Turkish Prime Minister Tayyip Erdogan’s hold on power is being challenged these days as he faces an onslaught of corruption allegations and the emergence of a powerful religious leader — and former ally — as a new enemy. In fact, with hindsight it appears that the fallout between Fethullah Gulen, who heads Turkey’s influential Hizmet movement, and Erdogan, one of Israel’s strongest critics today, may have actually begun over Erdogan’s response to a crisis with Israel.
In 2010, Turks almost universally assumed the role of victims in response to the killing of nine Turks by Israeli commandos in a botched raid on the ship Mavi Mamara. The ship, laden with humanitarian supplies, had sought to break Israel’s naval blockade of Gaza, and Turkish blood had been spilled. But few Turks were willing to question what part the flotilla’s organizers and supporters might have played in finally blowing up the already strained relations with Israel, which only a few years earlier was a regional ally.
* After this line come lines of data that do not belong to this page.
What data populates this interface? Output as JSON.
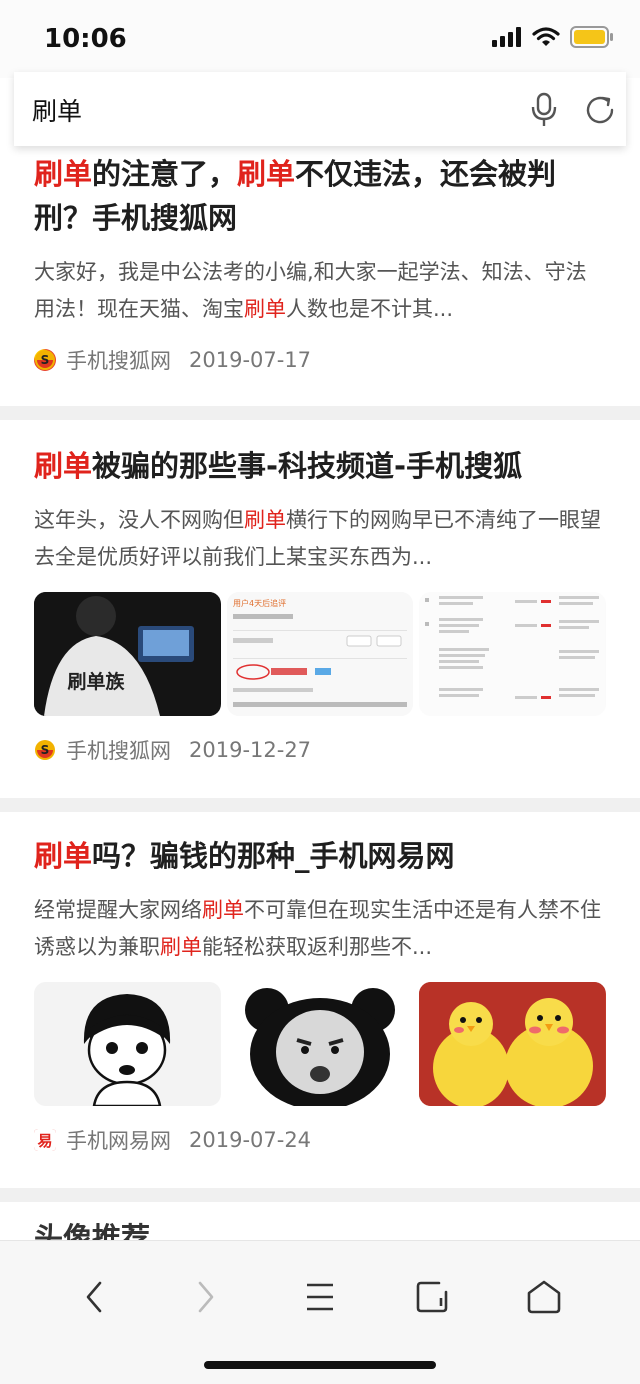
{
  "status_bar": {
    "time": "10:06",
    "icons": [
      "signal-icon",
      "wifi-icon",
      "battery-icon"
    ],
    "battery_color": "#f5c518"
  },
  "search": {
    "query": "刷单",
    "icons": [
      "microphone-icon",
      "refresh-icon"
    ]
  },
  "colors": {
    "highlight": "#e0231c",
    "text": "#1f1f1f",
    "snippet": "#555555",
    "meta": "#777777"
  },
  "results": [
    {
      "title_parts": [
        {
          "text": "刷单",
          "highlight": true
        },
        {
          "text": "的注意了，",
          "highlight": false
        },
        {
          "text": "刷单",
          "highlight": true
        },
        {
          "text": "不仅违法，还会被判刑？手机搜狐网",
          "highlight": false
        }
      ],
      "snippet_parts": [
        {
          "text": "大家好，我是中公法考的小编,和大家一起学法、知法、守法用法！现在天猫、淘宝",
          "highlight": false
        },
        {
          "text": "刷单",
          "highlight": true
        },
        {
          "text": "人数也是不计其...",
          "highlight": false
        }
      ],
      "source": "手机搜狐网",
      "source_icon": "sohu-logo-icon",
      "date": "2019-07-17"
    },
    {
      "title_parts": [
        {
          "text": "刷单",
          "highlight": true
        },
        {
          "text": "被骗的那些事-科技频道-手机搜狐",
          "highlight": false
        }
      ],
      "snippet_parts": [
        {
          "text": "这年头，没人不网购但",
          "highlight": false
        },
        {
          "text": "刷单",
          "highlight": true
        },
        {
          "text": "横行下的网购早已不清纯了一眼望去全是优质好评以前我们上某宝买东西为...",
          "highlight": false
        }
      ],
      "images": [
        {
          "name": "person-shirt-image",
          "text": "刷单族"
        },
        {
          "name": "review-screenshot-image",
          "text": "用户4天后追评"
        },
        {
          "name": "chat-screenshot-image",
          "text": ""
        }
      ],
      "source": "手机搜狐网",
      "source_icon": "sohu-logo-icon",
      "date": "2019-12-27"
    },
    {
      "title_parts": [
        {
          "text": "刷单",
          "highlight": true
        },
        {
          "text": "吗？骗钱的那种_手机网易网",
          "highlight": false
        }
      ],
      "snippet_parts": [
        {
          "text": "经常提醒大家网络",
          "highlight": false
        },
        {
          "text": "刷单",
          "highlight": true
        },
        {
          "text": "不可靠但在现实生活中还是有人禁不住诱惑以为兼职",
          "highlight": false
        },
        {
          "text": "刷单",
          "highlight": true
        },
        {
          "text": "能轻松获取返利那些不...",
          "highlight": false
        }
      ],
      "images": [
        {
          "name": "cartoon-girl-meme-image",
          "text": ""
        },
        {
          "name": "panda-meme-image",
          "text": ""
        },
        {
          "name": "yellow-chicks-image",
          "text": ""
        }
      ],
      "source": "手机网易网",
      "source_icon": "netease-logo-icon",
      "date": "2019-07-24"
    }
  ],
  "partial_section_title": "头像推荐",
  "bottom_nav": {
    "items": [
      "back-icon",
      "forward-icon",
      "menu-icon",
      "tabs-icon",
      "home-icon"
    ]
  }
}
But on June 4, only a few days after the incident, Gulen, a reclusive Islamic preacher living in self-imposed exile in rural Pennsylvania, roundly criticized the organizers’ failure to reach an accommodation with Israel. In an interview with The Wall Street Journal, Gulen described their conduct as “a sign of defying authority [that] will not lead to fruitful matters.”
That was the exact opposite of the tack taken by Erdogan, his close ally. Fully supporting the would-be blockade busters, the Turkish leader angrily demanded a full apology and compensation from Israel. Prime Minister Benjamin Netanyahu’s refusal to comply moved Erdogan — an Islamist who had nevertheless earlier supported Turkey’s close military and political ties with Israel — to put relations with Israel on an even more hostile footing.
In retrospect, the interview marked the start of a fateful split between Erdogan and the 73-year-old preacher, who directs his followers in Turkey from a 28-acre compound in the Pocono Mountains.
It is impossible to predict how the power struggle in which these two figures are now locked may eventually affect Turkey’s cold relations with Israel. But the divide separating them on this issue, among others, makes this one battle worth watching.
In recent weeks, Turkish investigators pursuing their corruption probe have gone after government ministers and their relatives. Police authorities have also actively investigated businessmen close to Erdogan and to his Islamic-rooted Justice and Development Party, known by its Turkish acronym, AKP. Erdogan, in turn, has fought back by reassigning hundreds of police officers and demoting the chief prosecutor in the case in an effort to quash the probe.
It is widely believed that the investigation is being pushed by followers of Gulen among the senior echelons of the judiciary and the police. From the start of his preaching in the Aegean city of Izmir in the 1970s, Gulen has urged his followers to work their way into state institutions that had previously been the almost exclusive province of Turkey’s secularist elite.